In other words, when teams played their backups, they directed the puck on net more frequently than they did with their starting goalie. This isn't a small difference either, as this held true for over two-thirds of the League and was over one shot per sixty minutes.

But what about shots given up? Conventional wisdom would say that teams play tighter defense in front of their backups, allowing fewer shots to get through for fear that they are less likely to be saved.

  Fenwick_against_improvement_with_starter_medium

Again, conventional wisdom is wrong, though not by much. Fourteen teams allow fewer shots when their starter is in, twelve teams allow fewer shots when their backups are in. The average was 0.3 additional shots against per sixty minutes with the starter in net, though that is dragged down by Carolina (-4.9) and Toronto (-4.8).

Basically, teams allow the same amount of shots against when their backup is in net to when their starter is in net, meaning teams don't tighten up defensive coverage in front of backups, nor do they give up more shots against their starter. Team defense doesn't change.

Now, what about total Fenwick? Do teams control play better with their starter?

Fenwick_improvement_with_starter_medium

The range is a lot more spread out now, but once again, eighteen of twenty-six teams (just under seventy percent) control play better with their backups in net. The average team was 1.3 shots per sixty minutes better with their backup in net than their starter.

Conclusion

There is almost certainly some quality of competition effects going on here, and maybe even a small-sample size issue with Carolina. But if we look at three of the teams with the largest differences between their starter and backup - Atlanta, Carolina, and St. Louis - quality of competition doesn't seem to make much of a difference.

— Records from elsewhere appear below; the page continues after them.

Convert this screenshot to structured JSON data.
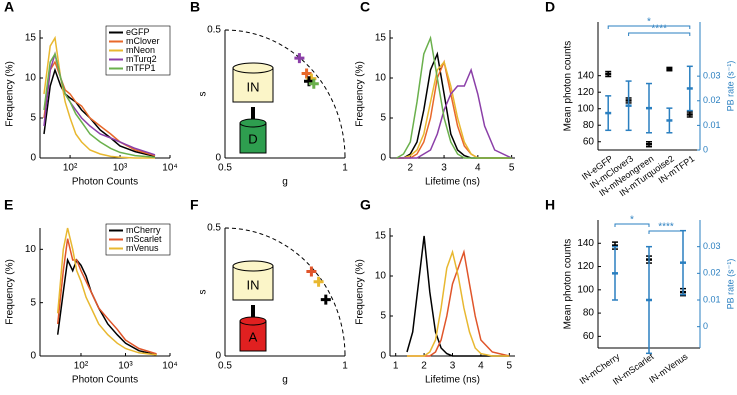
{
  "chart_data": [
    {
      "type": "line",
      "label": "A",
      "xlabel": "Photon Counts",
      "ylabel": "Frequency (%)",
      "log_x": true,
      "legend": "upper right",
      "x": [
        30,
        40,
        50,
        65,
        80,
        100,
        130,
        170,
        250,
        400,
        650,
        1000,
        2000,
        5000
      ],
      "series": [
        {
          "name": "eGFP",
          "color": "#000000",
          "values": [
            3,
            9,
            11,
            9,
            8,
            7.5,
            7,
            6,
            5,
            3.5,
            2.5,
            1.5,
            0.8,
            0.2
          ]
        },
        {
          "name": "mClover",
          "color": "#e8682a",
          "values": [
            5,
            11,
            12,
            10,
            8.5,
            8,
            7,
            6.5,
            5,
            4,
            3,
            2,
            1,
            0.3
          ]
        },
        {
          "name": "mNeon",
          "color": "#e8b830",
          "values": [
            8,
            14,
            15,
            10,
            7,
            5,
            3,
            2,
            1,
            0.5,
            0.2,
            0.1,
            0,
            0
          ]
        },
        {
          "name": "mTurq2",
          "color": "#8b3fa8",
          "values": [
            4,
            11,
            13,
            10,
            8,
            7,
            6,
            5,
            4,
            3,
            2.5,
            2,
            1.2,
            0.4
          ]
        },
        {
          "name": "mTFP1",
          "color": "#6ab04c",
          "values": [
            6,
            12,
            13,
            10,
            8,
            7,
            5.5,
            4.5,
            3,
            2,
            1.2,
            0.7,
            0.3,
            0.1
          ]
        }
      ],
      "xlim": [
        25,
        10000
      ],
      "ylim": [
        0,
        16
      ],
      "xticks": [
        {
          "value": 100,
          "label": "10²"
        },
        {
          "value": 1000,
          "label": "10³"
        },
        {
          "value": 10000,
          "label": "10⁴"
        }
      ],
      "yticks": [
        0,
        5,
        10,
        15
      ]
    },
    {
      "type": "scatter",
      "label": "B",
      "xlabel": "g",
      "ylabel": "s",
      "x": [
        0.81,
        0.84,
        0.86,
        0.85,
        0.87
      ],
      "y": [
        0.39,
        0.33,
        0.31,
        0.3,
        0.29
      ],
      "colors": [
        "#8b3fa8",
        "#e8682a",
        "#e8b830",
        "#000000",
        "#6ab04c"
      ],
      "xlim": [
        0.5,
        1
      ],
      "ylim": [
        0,
        0.5
      ],
      "xticks": [
        0.5,
        1
      ],
      "yticks": [
        0,
        0.5
      ],
      "annotations": [
        "IN",
        "D"
      ],
      "diagram_color": "#2e9e4f"
    },
    {
      "type": "line",
      "label": "C",
      "xlabel": "Lifetime (ns)",
      "ylabel": "Frequency (%)",
      "x": [
        1.6,
        1.8,
        2.0,
        2.2,
        2.4,
        2.6,
        2.8,
        3.0,
        3.2,
        3.4,
        3.6,
        3.8,
        4.0,
        4.2,
        4.5,
        5.0
      ],
      "series": [
        {
          "color": "#000000",
          "values": [
            0,
            0,
            0.5,
            2,
            6,
            11,
            13,
            8,
            3,
            1,
            0.3,
            0,
            0,
            0,
            0,
            0
          ]
        },
        {
          "color": "#e8682a",
          "values": [
            0,
            0,
            0,
            0.5,
            2,
            5,
            10,
            12,
            8,
            4,
            1.5,
            0.5,
            0,
            0,
            0,
            0
          ]
        },
        {
          "color": "#e8b830",
          "values": [
            0,
            0,
            0.3,
            1,
            3,
            7,
            11,
            12,
            9,
            5,
            2,
            0.5,
            0,
            0,
            0,
            0
          ]
        },
        {
          "color": "#8b3fa8",
          "values": [
            0,
            0,
            0,
            0,
            0.5,
            1,
            3,
            6,
            8,
            9,
            9,
            11,
            8,
            4,
            1,
            0
          ]
        },
        {
          "color": "#6ab04c",
          "values": [
            0,
            0.5,
            2,
            7,
            13,
            15,
            10,
            5,
            2,
            0.5,
            0,
            0,
            0,
            0,
            0,
            0
          ]
        }
      ],
      "xlim": [
        1.4,
        5.1
      ],
      "ylim": [
        0,
        16
      ],
      "xticks": [
        2,
        3,
        4,
        5
      ],
      "yticks": [
        0,
        5,
        10,
        15
      ]
    },
    {
      "type": "errorbar",
      "label": "D",
      "ylabel": "Mean photon counts",
      "y2label": "PB rate (s⁻¹)",
      "categories": [
        "IN-eGFP",
        "IN-mClover3",
        "IN-mNeongreen",
        "IN-mTurquoise2",
        "IN-mTFP1"
      ],
      "series": [
        {
          "color": "#000000",
          "values": [
            142,
            110,
            57,
            148,
            93
          ],
          "errors": [
            3,
            3,
            3,
            2,
            3
          ]
        },
        {
          "color": "#2a7fc0",
          "axis": "y2",
          "values": [
            0.015,
            0.018,
            0.017,
            0.012,
            0.025
          ],
          "errors": [
            0.007,
            0.01,
            0.01,
            0.005,
            0.009
          ]
        }
      ],
      "ylim": [
        50,
        205
      ],
      "yticks": [
        60,
        80,
        100,
        120,
        140
      ],
      "y2lim": [
        0,
        0.052
      ],
      "y2ticks": [
        0,
        0.01,
        0.02,
        0.03
      ],
      "significance": [
        {
          "text": "*",
          "from": 0,
          "to": 4
        },
        {
          "text": "****",
          "from": 1,
          "to": 4
        }
      ]
    },
    {
      "type": "line",
      "label": "E",
      "xlabel": "Photon Counts",
      "ylabel": "Frequency (%)",
      "log_x": true,
      "legend": "upper right",
      "x": [
        30,
        40,
        50,
        65,
        80,
        100,
        130,
        170,
        250,
        400,
        650,
        1000,
        2000,
        5000
      ],
      "series": [
        {
          "name": "mCherry",
          "color": "#000000",
          "values": [
            2,
            6,
            9,
            8,
            9,
            8.5,
            7.5,
            6,
            4.5,
            3,
            2,
            1.2,
            0.5,
            0.1
          ]
        },
        {
          "name": "mScarlet",
          "color": "#e0552a",
          "values": [
            3,
            8,
            11,
            9,
            9,
            8,
            7,
            6,
            4.5,
            3.5,
            2.5,
            1.5,
            0.7,
            0.2
          ]
        },
        {
          "name": "mVenus",
          "color": "#e8b830",
          "values": [
            4,
            10,
            12,
            10,
            8,
            7,
            5.5,
            4.5,
            3,
            2,
            1.2,
            0.7,
            0.3,
            0.1
          ]
        }
      ],
      "xlim": [
        12,
        10000
      ],
      "ylim": [
        0,
        12
      ],
      "xticks": [
        {
          "value": 100,
          "label": "10²"
        },
        {
          "value": 1000,
          "label": "10³"
        },
        {
          "value": 10000,
          "label": "10⁴"
        }
      ],
      "yticks": [
        0,
        5,
        10
      ]
    },
    {
      "type": "scatter",
      "label": "F",
      "xlabel": "g",
      "ylabel": "s",
      "x": [
        0.86,
        0.89,
        0.92
      ],
      "y": [
        0.33,
        0.29,
        0.22
      ],
      "colors": [
        "#e0552a",
        "#e8b830",
        "#000000"
      ],
      "xlim": [
        0.5,
        1
      ],
      "ylim": [
        0,
        0.5
      ],
      "xticks": [
        0.5,
        1
      ],
      "yticks": [
        0,
        0.5
      ],
      "annotations": [
        "IN",
        "A"
      ],
      "diagram_color": "#e02020"
    },
    {
      "type": "line",
      "label": "G",
      "xlabel": "Lifetime (ns)",
      "ylabel": "Frequency (%)",
      "x": [
        1.4,
        1.6,
        1.8,
        2.0,
        2.2,
        2.4,
        2.6,
        2.8,
        3.0,
        3.2,
        3.4,
        3.6,
        3.8,
        4.0,
        4.4,
        5.0
      ],
      "series": [
        {
          "color": "#000000",
          "values": [
            0.5,
            3,
            9,
            15,
            8,
            3,
            1,
            0.3,
            0,
            0,
            0,
            0,
            0,
            0,
            0,
            0
          ]
        },
        {
          "color": "#e0552a",
          "values": [
            0,
            0,
            0,
            0,
            0,
            0.5,
            2,
            5,
            9,
            11,
            13,
            9,
            5,
            2,
            0.5,
            0
          ]
        },
        {
          "color": "#e8b830",
          "values": [
            0,
            0,
            0,
            0,
            0.5,
            2,
            6,
            11,
            13,
            10,
            6,
            3,
            1,
            0.3,
            0,
            0
          ]
        }
      ],
      "xlim": [
        0.8,
        5.2
      ],
      "ylim": [
        0,
        16
      ],
      "xticks": [
        1,
        2,
        3,
        4,
        5
      ],
      "yticks": [
        0,
        5,
        10,
        15
      ]
    },
    {
      "type": "errorbar",
      "label": "H",
      "ylabel": "Mean photon counts",
      "y2label": "PB rate (s⁻¹)",
      "categories": [
        "IN-mCherry",
        "IN-mScarlet",
        "IN-mVenus"
      ],
      "series": [
        {
          "color": "#000000",
          "values": [
            138,
            126,
            98
          ],
          "errors": [
            3,
            3,
            3
          ]
        },
        {
          "color": "#2a7fc0",
          "axis": "y2",
          "values": [
            0.02,
            0.01,
            0.024
          ],
          "errors": [
            0.01,
            0.02,
            0.012
          ]
        }
      ],
      "ylim": [
        50,
        160
      ],
      "yticks": [
        60,
        80,
        100,
        120,
        140
      ],
      "y2lim": [
        -0.008,
        0.04
      ],
      "y2ticks": [
        0,
        0.01,
        0.02,
        0.03
      ],
      "significance": [
        {
          "text": "*",
          "from": 0,
          "to": 1
        },
        {
          "text": "****",
          "from": 1,
          "to": 2
        }
      ]
    }
  ]
}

In Carolina, nine of Justin Peters' twelve games played last year came against playoff teams. This is more of a small sample problem than quality of competition, since he faced a lot of good teams. In Atlanta, seventeen of Chris Mason's games - fifty-one percent - came against playoff teams, compared to Ondrej Pavelec's thirty-one games, or fifty-three percent. In St. Louis, fourteen of Ty Conklin's games came against playoff teams, giving him fifty-six percent. Compare to Jaroslav Halak's sixty-one percent, and there is again a difference of less than five percent.

Three of the largest spreads in the NHL, and quality of competition doesn't appear to be all that different than the starter. Certainly, that would explain some of the difference, but it doesn't explain why teams are in the offensive zone more often with their backups, nor why teams are better at controlling possession with their backups.

Those who still believe a better goalie means a more confident team, which in turn means a better team, are going to have to explain why that data points to the opposite conclusion.